Bill came to the kitchen doorway and saw that Milo was looking out the front window instead of at his anthropology notes. Elizabeth was coming up the walkway toward the building. “I suppose she’ll want to be fed,” he grumbled, doing a quick mental tally of chicken pieces.

“I hope she doesn’t want to cook!” said Milo. “She’s got her herb bag with her.”

“I’ll be firm,” Bill assured him. “I’m not drinking any more of that concoction of weeds that she calls tea.”

“What was it last time? Fennel and rosehips?” Milo shuddered. “Does she really know what she’s doing? She’s only been in that wretched course for three weeks.”

Bill shrugged. “I taped the rescue squad number to the side of the phone.”

“Well,” sighed Milo, “if she poisons us, give me to Dr.

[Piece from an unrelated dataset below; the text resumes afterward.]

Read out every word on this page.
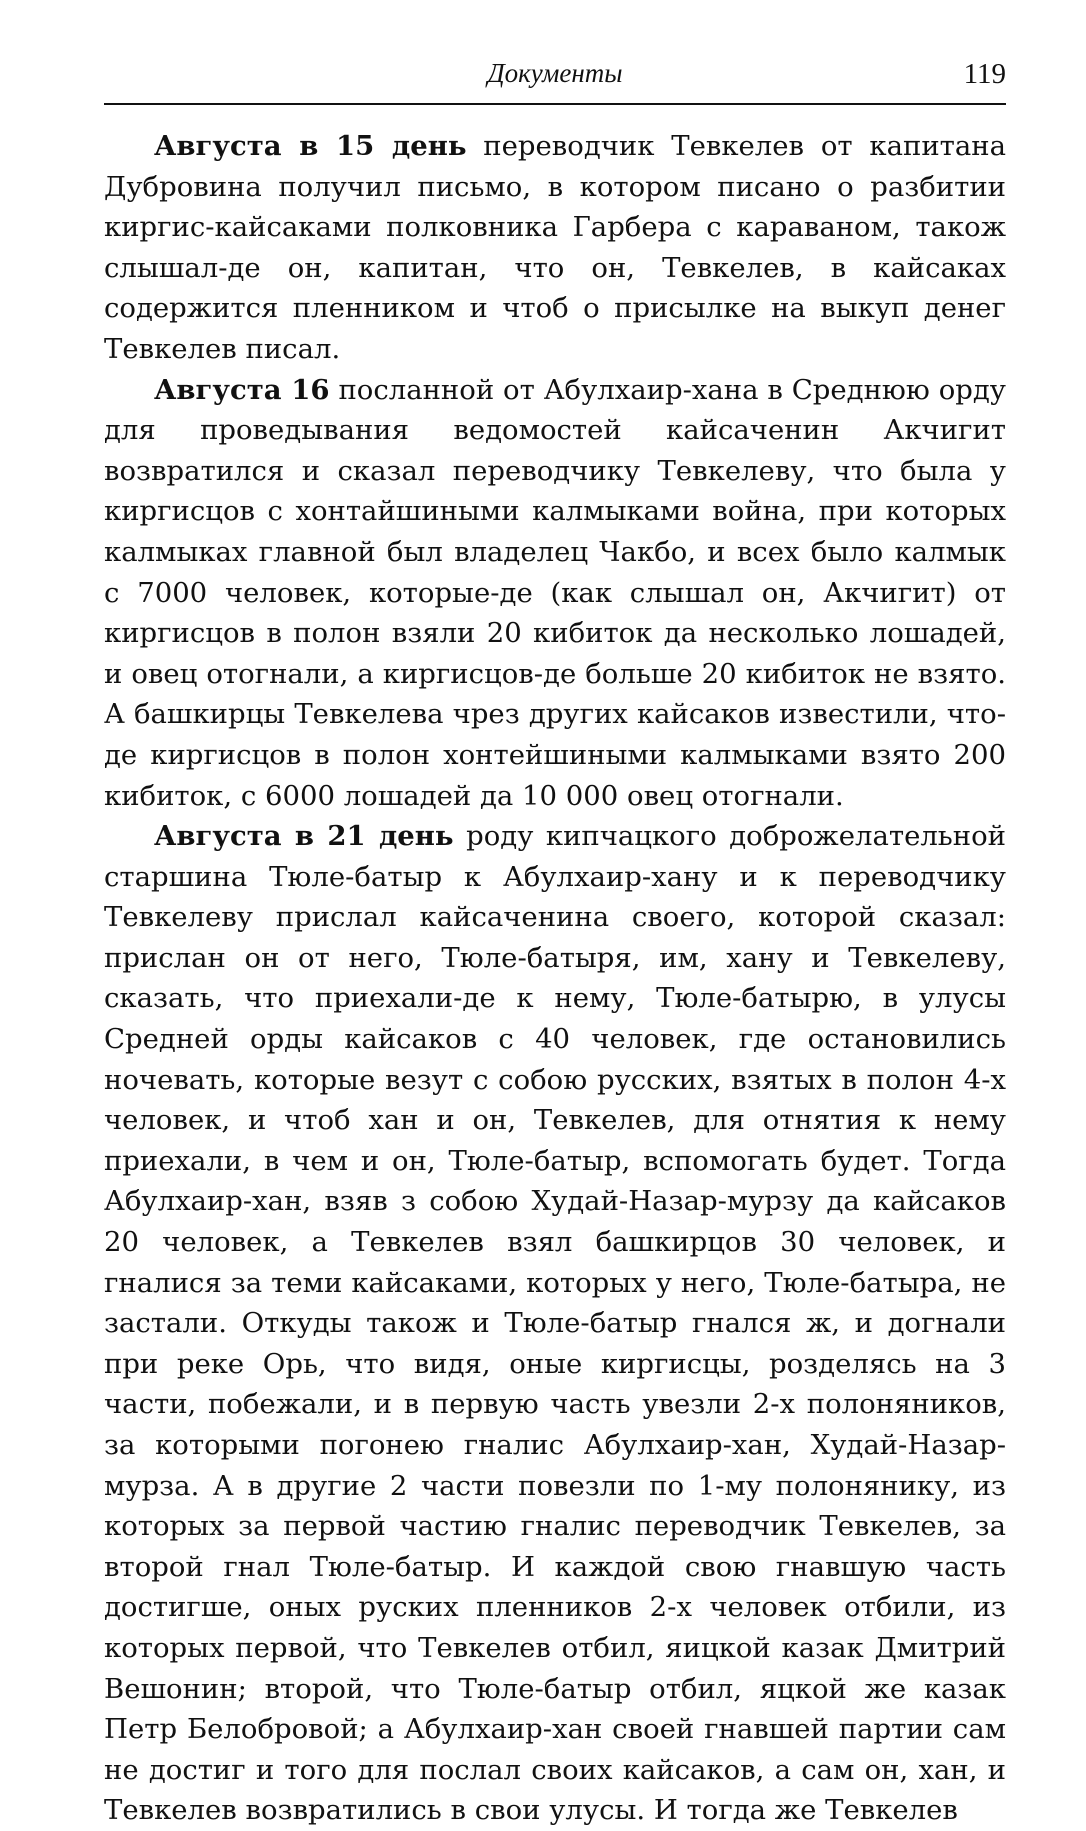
Документы	119

Августа в 15 день переводчик Тевкелев от капитана Дубровина получил письмо, в котором писано о разбитии киргис-кайсаками полковника Гарбера с караваном, також слышал-де он, капитан, что он, Тевкелев, в кайсаках содержится пленником и чтоб о присылке на выкуп денег Тевкелев писал.

Августа 16 посланной от Абулхаир-хана в Среднюю орду для проведывания ведомостей кайсаченин Акчигит возвратился и сказал переводчику Тевкелеву, что была у киргисцов с хонтайшиными калмыками война, при которых калмыках главной был владелец Чакбо, и всех было калмык с 7000 человек, которые-де (как слышал он, Акчигит) от киргисцов в полон взяли 20 кибиток да несколько лошадей, и овец отогнали, а киргисцов-де больше 20 кибиток не взято. А башкирцы Тевкелева чрез других кайсаков известили, что-де киргисцов в полон хонтейшиными калмыками взято 200 кибиток, с 6000 лошадей да 10 000 овец отогнали.

Августа в 21 день роду кипчацкого доброжелательной старшина Тюле-батыр к Абулхаир-хану и к переводчику Тевкелеву прислал кайсаченина своего, которой сказал: прислан он от него, Тюле-батыря, им, хану и Тевкелеву, сказать, что приехали-де к нему, Тюле-батырю, в улусы Средней орды кайсаков с 40 человек, где остановились ночевать, которые везут с собою русских, взятых в полон 4-х человек, и чтоб хан и он, Тевкелев, для отнятия к нему приехали, в чем и он, Тюле-батыр, вспомогать будет. Тогда Абулхаир-хан, взяв з собою Худай-Назар-мурзу да кайсаков 20 человек, а Тевкелев взял башкирцов 30 человек, и гналися за теми кайсаками, которых у него, Тюле-батыра, не застали. Откуды також и Тюле-батыр гнался ж, и догнали при реке Орь, что видя, оные киргисцы, розделясь на 3 части, побежали, и в первую часть увезли 2-х полоняников, за которыми погонею гналис Абулхаир-хан, Худай-Назар-мурза. А в другие 2 части повезли по 1-му полонянику, из которых за первой частию гналис переводчик Тевкелев, за второй гнал Тюле-батыр. И каждой свою гнавшую часть достигше, оных руских пленников 2-х человек отбили, из которых первой, что Тевкелев отбил, яицкой казак Дмитрий Вешонин; второй, что Тюле-батыр отбил, яцкой же казак Петр Белобровой; а Абулхаир-хан своей гнавшей партии сам не достиг и того для послал своих кайсаков, а сам он, хан, и Тевкелев возвратились в свои улусы. И тогда же Тевкелев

Lerche for the lab.”

The doorbell rang.

Bill’s younger sister, Elizabeth, who had just graduated from the university in June, had-after a brief adventure at a family wedding-returned to the university to take summer courses while she tried to decide what to do with her degree in sociology. (“What’s it gonna be, Elizabeth? Burger King or grad school?” Bill would say.) She was presently enrolled in an Appalachian studies course in folk medicine, and she was developing an alarming tendency to try out her brews on Bill and his roommates.

“You’re just in time for dinner,” Milo was saying as he ushered her in the door. “But I warn you right now: if you make us drink any of your herbal swill, I intend to do an autopsy on the chicken.”

Elizabeth made a face at him. “It isn’t swill!” she retorted. “Herbal tea contains no caffeine, no additives, and aids in digestion. In Scotland they-”

Milo took a deep breath. “The epiphysis of the avian femur-”

“But I didn’t come here to make tea!” she continued loudly, drowning him out.

“Safe!” muttered Bill from the kitchen.